10 Highlights from Sleep + Eat London
As Europe’s hospitality design community headed to
London on November 20-21 for Sleep + Eat at the
Olympia London exhibition center, the continent’s hotel industry continued to experience record growth,
with occupancy, rates, and total guest room revenue at their highest
since 2011, according to accounting firm Price Waterhouse Coopers. The annual hospitality design trade
show recently added ‘Eat’ to its name for a new focus on
restaurants and bars. As in previous years, the event offered
designers the opportunity to create concept spaces—Sleep and Eat
Sets—that offer a glimpse at what the future holds for hospitality
design. This year, the designers each collaborated with a non-hotel
brand, ranging from London’s Natural History Museum to a local soccer
club. Here are 10 of our favorite finds, including a concept nightclub that pays tribute to London’s clubs and a bathroom with a jungle bursting out of its walls.

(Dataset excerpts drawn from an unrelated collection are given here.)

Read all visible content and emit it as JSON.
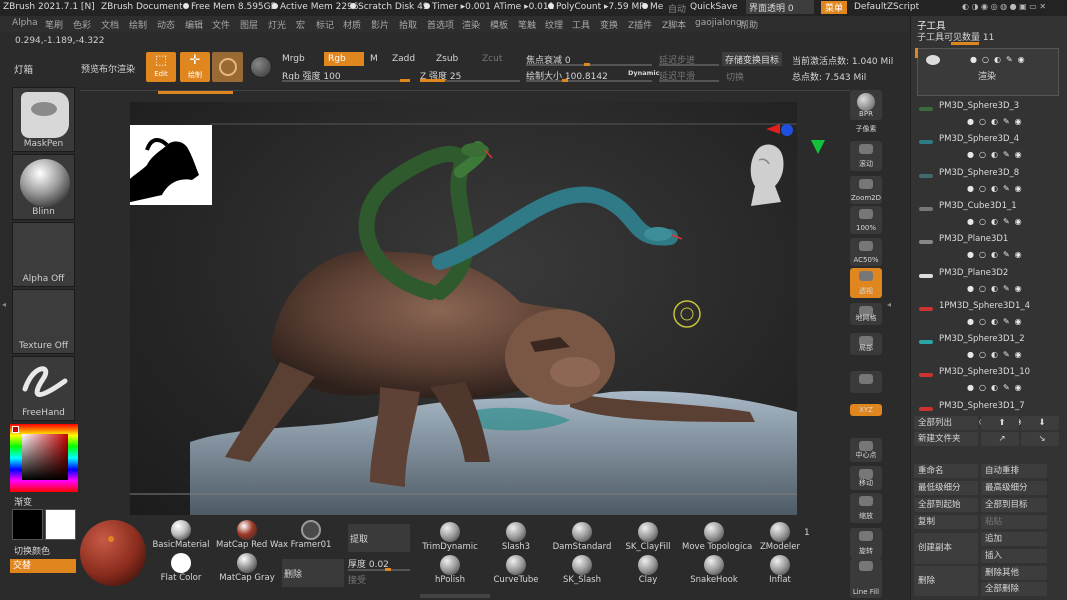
{
  "titlebar": {
    "app": "ZBrush 2021.7.1 [N]",
    "doc": "ZBrush Document",
    "free_mem": "Free Mem 8.595GB",
    "active_mem": "Active Mem 2296",
    "scratch": "Scratch Disk 49",
    "timer": "Timer ▸0.001 ATime ▸0.011",
    "polycount": "PolyCount ▸7.59 MP",
    "me": "Me",
    "auto": "自动",
    "quicksave": "QuickSave",
    "transparency": "界面透明 0",
    "menu_btn": "菜单",
    "script": "DefaultZScript"
  },
  "menu": [
    "Alpha",
    "笔刷",
    "色彩",
    "文档",
    "绘制",
    "动态",
    "编辑",
    "文件",
    "图层",
    "灯光",
    "宏",
    "标记",
    "材质",
    "影片",
    "拾取",
    "首选项",
    "渲染",
    "模板",
    "笔触",
    "纹理",
    "工具",
    "变换",
    "Z插件",
    "Z脚本",
    "gaojialong",
    "帮助"
  ],
  "coords": "0.294,-1.189,-4.322",
  "toolbar": {
    "lightbox": "灯箱",
    "bpr": "预览布尔渲染",
    "edit": "Edit",
    "draw": "绘制",
    "mrgb": "Mrgb",
    "rgb": "Rgb",
    "m": "M",
    "zadd": "Zadd",
    "zsub": "Zsub",
    "zcut": "Zcut",
    "rgb_intensity": "Rgb 强度 100",
    "z_intensity": "Z 强度 25",
    "focal_shift": "焦点衰减 0",
    "draw_size": "绘制大小 100.8142",
    "dynamic": "Dynamic",
    "lazy_step": "延迟步进",
    "lazy_smooth": "延迟平滑",
    "store_morph": "存储变换目标",
    "switch": "切换",
    "active_points": "当前激活点数: 1.040 Mil",
    "total_points": "总点数: 7.543 Mil"
  },
  "left_shelf": {
    "maskpen": "MaskPen",
    "blinn": "Blinn",
    "alpha_off": "Alpha Off",
    "texture_off": "Texture Off",
    "freehand": "FreeHand",
    "gradient": "渐变",
    "switch_color": "切换颜色",
    "alternate": "交替"
  },
  "right_shelf": [
    {
      "icon": "bpr-icon",
      "label": "BPR"
    },
    {
      "icon": "subpixel-icon",
      "label": "子像素"
    },
    {
      "icon": "scroll-icon",
      "label": "滚动"
    },
    {
      "icon": "zoom2d-icon",
      "label": "Zoom2D"
    },
    {
      "icon": "actual-icon",
      "label": "100%"
    },
    {
      "icon": "ac50-icon",
      "label": "AC50%"
    },
    {
      "icon": "perspective-icon",
      "label": "透视"
    },
    {
      "icon": "floor-icon",
      "label": "地网格"
    },
    {
      "icon": "local-icon",
      "label": "局部"
    },
    {
      "icon": "lock-icon",
      "label": ""
    },
    {
      "icon": "xyz-icon",
      "label": "XYZ"
    },
    {
      "icon": "frame-icon",
      "label": "中心点"
    },
    {
      "icon": "move-icon",
      "label": "移动"
    },
    {
      "icon": "scale-icon",
      "label": "缩放"
    },
    {
      "icon": "rotate-icon",
      "label": "旋转"
    },
    {
      "icon": "linefill-icon",
      "label": "Line Fill"
    }
  ],
  "subtool": {
    "title": "子工具",
    "visible_count": "子工具可见数量 11",
    "render": "渲染",
    "items": [
      "PM3D_Sphere3D_3",
      "PM3D_Sphere3D_4",
      "PM3D_Sphere3D_8",
      "PM3D_Cube3D1_1",
      "PM3D_Plane3D1",
      "PM3D_Plane3D2",
      "1PM3D_Sphere3D1_4",
      "PM3D_Sphere3D1_2",
      "PM3D_Sphere3D1_10",
      "PM3D_Sphere3D1_7"
    ],
    "list_all": "全部列出",
    "new_folder": "新建文件夹",
    "rename": "重命名",
    "auto_reorder": "自动重排",
    "lowest_subdiv": "最低级细分",
    "highest_subdiv": "最高级细分",
    "all_to_start": "全部到起始",
    "all_to_target": "全部到目标",
    "copy": "复制",
    "paste": "粘贴",
    "create_copy": "创建副本",
    "append": "追加",
    "insert": "插入",
    "delete": "删除",
    "delete_other": "删除其他",
    "delete_all": "全部删除"
  },
  "bottom": {
    "materials": [
      {
        "label": "BasicMaterial",
        "color": "#bdbdbd"
      },
      {
        "label": "MatCap Red Wax",
        "color": "#a03a2a"
      },
      {
        "label": "Framer01",
        "color": "#4a4a4a"
      },
      {
        "label": "Flat Color",
        "color": "#ffffff"
      },
      {
        "label": "MatCap Gray",
        "color": "#9a9a9a"
      }
    ],
    "pick": "提取",
    "delete": "删除",
    "thickness": "厚度 0.02",
    "accept": "接受",
    "brushes": [
      {
        "label": "TrimDynamic"
      },
      {
        "label": "Slash3"
      },
      {
        "label": "DamStandard"
      },
      {
        "label": "SK_ClayFill"
      },
      {
        "label": "Move Topologica"
      },
      {
        "label": "ZModeler"
      },
      {
        "label": "hPolish"
      },
      {
        "label": "CurveTube"
      },
      {
        "label": "SK_Slash"
      },
      {
        "label": "Clay"
      },
      {
        "label": "SnakeHook"
      },
      {
        "label": "Inflat"
      }
    ],
    "page": "1"
  },
  "colors": {
    "accent": "#e0861f",
    "bg": "#2b2b2b",
    "panel": "#333333"
  }
}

A crackdown on licensing has shuttered many of London’s legendary
clubs. Designer Shalini Misra‘s Eat Set
gives the genre a 1980s-inspired tribute with the Technostalgia Nightclub,
a celebration of neon colors, geometric patterns, glossy surfaces,
and optical illusions.
Proving white porcelain isn’t the only basin in town, bathroom
manufacturer Alape introduces Terra and Aqua—a series of matte and glossy sink finishes—for a total of eight new nature-inspired hues.
What happens when a designer teams up with a soccer club? In the case
of this Sleep Set by Angela Dapper, partner at Denton Corker Marshall, deep claret lacquered walls
contrasting with a sunny yellow-lacquered bathroom. Those are the team
colors of London’s West Ham United.
A lush jungle of hanging plants bursts from the walls—papered in Tropical Clouded
Leopard by Timourous Beasties—at the Sleep Set by Hirsch Bedner Associates in association with the
Natural History Museum of London.
Dessert is a guilty pleasure—and so is a selfie. Or so thought Ed Ng
and Terence Ngan, cofounders at AB Concept.
At their Sleep Set, created in partnership with French pastry chef and
chocolatier Pierre Hermé, perfectly
decadent pastries (some real, others fake yet ingeniously smelling
real) are revealed in hidden nooks of a winding space centered by a
selfie-focused seating area. Here, flattering lighting combines with
wall-mounted macaroon-like circular mirrors above a curved sofa.
Rolling this polished aluminum and matte-black fabric sculptural disc—the Beosound Edge wireless speaker by Michael Anastassiades
for Bang & Olufsen—forwards or backwards
ingeniously adjusts the volume.
For his Cosmos light for Quasar Holland, Jan
Pauwels designed grids of brass to stand alone or mesh together to
illuminate wider surface areas. Brass’s status as a conducting
material means no wires are needed for the tiny pinhead LEDs.
Architect and designer Yasmine Mahmoudieh‘s collaboration with Penguin Books led to a
bathroom of completely custom furnishings inspired by “Elizabeth and
Her German Garden,” a novel by Elizabeth von Arnim first published in
1898.
Through an exploration of natural dying processes, Crème founder Jun Aizaki developed timber
dyed a dusty indigo blue, which he used to distinguish the Sleeper
Bar, an Eat Set serving as a centrally-located meeting point.
Starling murmuration is captured in the canvas-dyed injection carpet
Upward Tile VT47745, part of the Synchronize collection from Shaw Hospitality.